Le rapport d’étude d’Alenium Consultants dresse une typologie des relations entre les MDA et les PAEJ, établie à la suite d’entretiens et de visites. Cette typologie indique que seuls 38 % des PAEJ ont des interactions régulières avec les maisons des adolescents. Le rapport ajoute que les partenariats existants sont « souvent bilatéraux et ne constituent pas un véritable réseau répondant aux problématiques de la jeunesse vulnérable. »

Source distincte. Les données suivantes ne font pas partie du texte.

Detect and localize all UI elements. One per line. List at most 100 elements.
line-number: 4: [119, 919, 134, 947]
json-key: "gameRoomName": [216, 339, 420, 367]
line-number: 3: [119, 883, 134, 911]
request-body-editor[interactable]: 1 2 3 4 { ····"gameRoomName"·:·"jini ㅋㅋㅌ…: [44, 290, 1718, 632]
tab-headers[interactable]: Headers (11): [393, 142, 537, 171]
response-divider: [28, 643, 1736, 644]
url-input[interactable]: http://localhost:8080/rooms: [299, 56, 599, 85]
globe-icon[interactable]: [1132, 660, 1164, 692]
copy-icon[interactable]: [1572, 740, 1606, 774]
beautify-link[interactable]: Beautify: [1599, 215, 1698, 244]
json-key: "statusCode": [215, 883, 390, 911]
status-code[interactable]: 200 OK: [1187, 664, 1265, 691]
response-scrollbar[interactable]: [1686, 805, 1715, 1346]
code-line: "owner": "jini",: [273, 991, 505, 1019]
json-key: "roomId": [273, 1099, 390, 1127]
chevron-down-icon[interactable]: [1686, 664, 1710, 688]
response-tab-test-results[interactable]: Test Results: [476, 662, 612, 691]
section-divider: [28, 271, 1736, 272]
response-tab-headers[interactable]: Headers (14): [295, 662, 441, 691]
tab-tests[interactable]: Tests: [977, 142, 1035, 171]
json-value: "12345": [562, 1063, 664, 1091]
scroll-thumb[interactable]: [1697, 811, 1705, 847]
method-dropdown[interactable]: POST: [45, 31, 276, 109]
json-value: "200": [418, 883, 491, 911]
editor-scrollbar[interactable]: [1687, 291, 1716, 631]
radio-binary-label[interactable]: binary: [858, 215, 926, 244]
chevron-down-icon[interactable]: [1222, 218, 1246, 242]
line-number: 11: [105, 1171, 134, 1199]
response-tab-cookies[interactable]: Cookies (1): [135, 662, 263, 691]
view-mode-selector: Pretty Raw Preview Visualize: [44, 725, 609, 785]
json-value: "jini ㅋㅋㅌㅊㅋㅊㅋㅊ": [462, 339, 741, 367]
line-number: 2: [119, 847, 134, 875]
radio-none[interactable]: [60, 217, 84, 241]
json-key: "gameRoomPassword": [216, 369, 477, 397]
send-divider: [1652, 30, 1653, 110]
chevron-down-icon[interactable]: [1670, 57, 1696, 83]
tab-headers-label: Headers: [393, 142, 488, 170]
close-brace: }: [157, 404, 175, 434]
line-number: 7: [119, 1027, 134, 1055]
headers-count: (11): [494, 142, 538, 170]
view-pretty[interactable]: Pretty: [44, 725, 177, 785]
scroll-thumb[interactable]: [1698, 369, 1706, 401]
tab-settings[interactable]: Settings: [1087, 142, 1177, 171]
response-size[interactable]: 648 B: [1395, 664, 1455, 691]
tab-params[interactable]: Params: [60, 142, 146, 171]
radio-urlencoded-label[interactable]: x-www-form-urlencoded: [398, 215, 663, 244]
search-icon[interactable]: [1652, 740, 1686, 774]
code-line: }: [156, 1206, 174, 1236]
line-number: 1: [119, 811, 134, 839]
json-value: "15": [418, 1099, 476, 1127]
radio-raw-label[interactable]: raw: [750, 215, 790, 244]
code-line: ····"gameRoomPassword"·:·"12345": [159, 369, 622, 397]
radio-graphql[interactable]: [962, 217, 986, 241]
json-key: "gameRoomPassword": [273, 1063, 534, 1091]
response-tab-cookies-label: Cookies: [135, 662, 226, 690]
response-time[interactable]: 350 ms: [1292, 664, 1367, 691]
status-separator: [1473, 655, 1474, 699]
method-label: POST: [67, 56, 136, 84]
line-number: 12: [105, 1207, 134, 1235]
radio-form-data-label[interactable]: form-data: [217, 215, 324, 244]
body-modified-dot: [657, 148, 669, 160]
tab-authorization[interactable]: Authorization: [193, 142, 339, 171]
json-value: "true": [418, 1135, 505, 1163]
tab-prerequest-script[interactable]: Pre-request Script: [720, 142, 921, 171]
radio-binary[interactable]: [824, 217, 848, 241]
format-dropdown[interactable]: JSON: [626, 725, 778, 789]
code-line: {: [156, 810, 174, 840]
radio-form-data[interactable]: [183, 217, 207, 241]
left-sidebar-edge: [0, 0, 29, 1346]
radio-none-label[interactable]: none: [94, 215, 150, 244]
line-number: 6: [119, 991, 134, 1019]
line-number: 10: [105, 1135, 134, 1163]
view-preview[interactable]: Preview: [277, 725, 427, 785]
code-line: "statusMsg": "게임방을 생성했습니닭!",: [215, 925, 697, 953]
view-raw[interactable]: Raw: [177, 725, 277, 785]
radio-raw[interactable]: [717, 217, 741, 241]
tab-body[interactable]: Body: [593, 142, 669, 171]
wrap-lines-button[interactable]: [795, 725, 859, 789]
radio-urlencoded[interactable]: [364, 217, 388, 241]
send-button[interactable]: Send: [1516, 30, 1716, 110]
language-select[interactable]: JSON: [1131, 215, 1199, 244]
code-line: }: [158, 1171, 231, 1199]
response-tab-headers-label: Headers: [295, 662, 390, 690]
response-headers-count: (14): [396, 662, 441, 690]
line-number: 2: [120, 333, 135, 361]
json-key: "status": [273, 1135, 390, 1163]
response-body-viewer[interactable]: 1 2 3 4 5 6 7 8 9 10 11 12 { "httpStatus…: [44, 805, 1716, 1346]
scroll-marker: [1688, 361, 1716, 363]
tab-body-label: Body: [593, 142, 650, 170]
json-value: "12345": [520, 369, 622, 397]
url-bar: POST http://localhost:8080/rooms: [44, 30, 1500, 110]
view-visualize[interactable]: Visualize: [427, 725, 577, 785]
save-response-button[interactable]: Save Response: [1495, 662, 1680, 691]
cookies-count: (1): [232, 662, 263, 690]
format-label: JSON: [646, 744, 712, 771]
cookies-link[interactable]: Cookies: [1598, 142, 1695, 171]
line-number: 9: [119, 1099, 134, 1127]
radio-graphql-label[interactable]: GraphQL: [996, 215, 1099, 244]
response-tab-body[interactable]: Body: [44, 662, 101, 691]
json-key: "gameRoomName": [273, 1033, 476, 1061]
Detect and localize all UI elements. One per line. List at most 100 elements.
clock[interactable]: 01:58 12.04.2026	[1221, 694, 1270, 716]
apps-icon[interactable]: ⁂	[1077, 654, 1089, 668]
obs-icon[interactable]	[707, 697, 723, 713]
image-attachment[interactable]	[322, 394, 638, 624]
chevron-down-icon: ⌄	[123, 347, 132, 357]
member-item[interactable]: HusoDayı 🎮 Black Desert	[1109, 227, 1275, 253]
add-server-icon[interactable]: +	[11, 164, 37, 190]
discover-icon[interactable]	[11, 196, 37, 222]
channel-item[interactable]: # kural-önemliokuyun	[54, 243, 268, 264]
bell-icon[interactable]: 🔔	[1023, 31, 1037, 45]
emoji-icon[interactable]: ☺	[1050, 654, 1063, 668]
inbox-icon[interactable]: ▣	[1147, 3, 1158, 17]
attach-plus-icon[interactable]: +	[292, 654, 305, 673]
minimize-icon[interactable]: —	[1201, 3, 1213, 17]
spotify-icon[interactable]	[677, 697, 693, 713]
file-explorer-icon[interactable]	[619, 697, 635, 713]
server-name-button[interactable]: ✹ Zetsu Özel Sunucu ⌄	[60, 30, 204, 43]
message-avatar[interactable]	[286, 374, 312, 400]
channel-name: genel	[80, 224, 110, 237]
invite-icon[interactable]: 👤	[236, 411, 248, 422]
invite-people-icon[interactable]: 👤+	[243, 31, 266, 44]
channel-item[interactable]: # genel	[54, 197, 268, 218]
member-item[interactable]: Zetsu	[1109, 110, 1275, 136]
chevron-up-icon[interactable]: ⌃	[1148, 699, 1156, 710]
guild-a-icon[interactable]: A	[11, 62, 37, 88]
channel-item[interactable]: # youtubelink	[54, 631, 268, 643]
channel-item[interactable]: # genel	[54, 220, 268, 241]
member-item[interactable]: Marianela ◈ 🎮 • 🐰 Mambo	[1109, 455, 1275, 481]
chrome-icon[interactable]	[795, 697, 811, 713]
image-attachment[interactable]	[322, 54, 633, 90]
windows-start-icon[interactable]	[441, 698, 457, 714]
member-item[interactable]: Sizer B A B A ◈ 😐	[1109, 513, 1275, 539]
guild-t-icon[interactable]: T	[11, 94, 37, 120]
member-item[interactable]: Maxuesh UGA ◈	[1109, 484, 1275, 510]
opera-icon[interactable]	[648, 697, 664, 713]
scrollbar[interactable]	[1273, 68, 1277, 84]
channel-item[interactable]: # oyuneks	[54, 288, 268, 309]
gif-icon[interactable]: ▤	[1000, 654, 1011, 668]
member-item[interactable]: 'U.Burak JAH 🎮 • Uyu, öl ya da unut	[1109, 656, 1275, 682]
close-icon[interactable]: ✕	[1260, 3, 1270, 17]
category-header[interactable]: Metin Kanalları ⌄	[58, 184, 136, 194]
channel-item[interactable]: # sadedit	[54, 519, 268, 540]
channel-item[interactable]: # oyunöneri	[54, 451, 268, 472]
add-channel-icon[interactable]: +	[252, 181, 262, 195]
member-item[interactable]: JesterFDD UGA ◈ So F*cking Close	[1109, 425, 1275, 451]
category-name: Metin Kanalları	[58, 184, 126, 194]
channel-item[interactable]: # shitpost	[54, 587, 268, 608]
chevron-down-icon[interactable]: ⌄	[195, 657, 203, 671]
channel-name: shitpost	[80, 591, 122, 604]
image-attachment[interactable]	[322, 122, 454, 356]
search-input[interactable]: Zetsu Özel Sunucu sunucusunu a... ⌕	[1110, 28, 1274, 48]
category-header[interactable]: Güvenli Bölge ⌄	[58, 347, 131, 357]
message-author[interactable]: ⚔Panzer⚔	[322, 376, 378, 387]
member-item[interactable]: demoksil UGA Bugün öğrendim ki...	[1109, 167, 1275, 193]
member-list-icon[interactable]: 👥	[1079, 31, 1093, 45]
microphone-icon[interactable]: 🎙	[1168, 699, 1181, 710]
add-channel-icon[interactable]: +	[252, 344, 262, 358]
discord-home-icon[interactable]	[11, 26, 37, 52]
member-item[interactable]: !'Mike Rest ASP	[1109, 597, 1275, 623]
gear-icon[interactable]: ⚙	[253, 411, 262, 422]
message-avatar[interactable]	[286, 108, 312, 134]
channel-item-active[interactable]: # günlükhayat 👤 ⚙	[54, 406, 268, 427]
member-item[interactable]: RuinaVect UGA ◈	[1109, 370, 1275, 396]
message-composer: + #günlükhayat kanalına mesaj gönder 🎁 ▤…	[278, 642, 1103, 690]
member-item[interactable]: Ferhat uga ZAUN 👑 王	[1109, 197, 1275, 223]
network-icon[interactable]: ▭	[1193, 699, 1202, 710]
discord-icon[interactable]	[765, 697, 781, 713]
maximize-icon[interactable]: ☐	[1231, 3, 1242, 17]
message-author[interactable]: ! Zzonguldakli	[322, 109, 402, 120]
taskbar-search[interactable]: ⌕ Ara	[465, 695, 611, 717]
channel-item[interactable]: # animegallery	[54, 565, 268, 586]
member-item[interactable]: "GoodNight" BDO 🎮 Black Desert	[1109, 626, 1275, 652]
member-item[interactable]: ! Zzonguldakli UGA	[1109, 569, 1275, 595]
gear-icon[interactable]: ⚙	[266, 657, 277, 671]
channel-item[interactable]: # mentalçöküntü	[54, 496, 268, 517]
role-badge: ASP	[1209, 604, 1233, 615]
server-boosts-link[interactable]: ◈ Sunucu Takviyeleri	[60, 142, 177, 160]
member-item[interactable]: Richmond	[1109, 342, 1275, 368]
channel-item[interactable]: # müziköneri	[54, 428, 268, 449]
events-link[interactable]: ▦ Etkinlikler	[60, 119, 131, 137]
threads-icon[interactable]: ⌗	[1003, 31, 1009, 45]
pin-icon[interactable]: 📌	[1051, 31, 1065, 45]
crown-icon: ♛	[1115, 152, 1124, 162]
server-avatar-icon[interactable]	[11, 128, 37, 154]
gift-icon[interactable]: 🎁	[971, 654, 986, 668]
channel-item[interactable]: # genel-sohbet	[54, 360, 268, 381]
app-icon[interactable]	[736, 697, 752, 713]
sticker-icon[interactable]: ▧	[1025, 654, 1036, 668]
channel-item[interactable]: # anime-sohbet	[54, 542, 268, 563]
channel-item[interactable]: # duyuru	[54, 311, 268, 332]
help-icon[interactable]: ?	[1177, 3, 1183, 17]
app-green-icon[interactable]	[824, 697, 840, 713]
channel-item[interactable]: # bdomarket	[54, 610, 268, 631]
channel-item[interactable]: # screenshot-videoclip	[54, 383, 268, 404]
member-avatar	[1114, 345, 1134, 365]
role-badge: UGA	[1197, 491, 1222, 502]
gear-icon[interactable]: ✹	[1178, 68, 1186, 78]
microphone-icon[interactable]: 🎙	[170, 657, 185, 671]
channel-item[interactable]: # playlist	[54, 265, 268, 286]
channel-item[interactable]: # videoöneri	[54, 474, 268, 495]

Il reconnaît que PAEJ et MDA sont en concurrence pour les subventions des agences régionales de santé et des départements alors qu’ils sont très liés aux établissements scolaires dans lesquels leurs intervenants peuvent être appelés. Les missions locales et les centres médico-psychologiques ne viennent qu’en second rang des interlocuteurs les plus fréquemment cités par dans les réponses des PAEJ au questionnaire.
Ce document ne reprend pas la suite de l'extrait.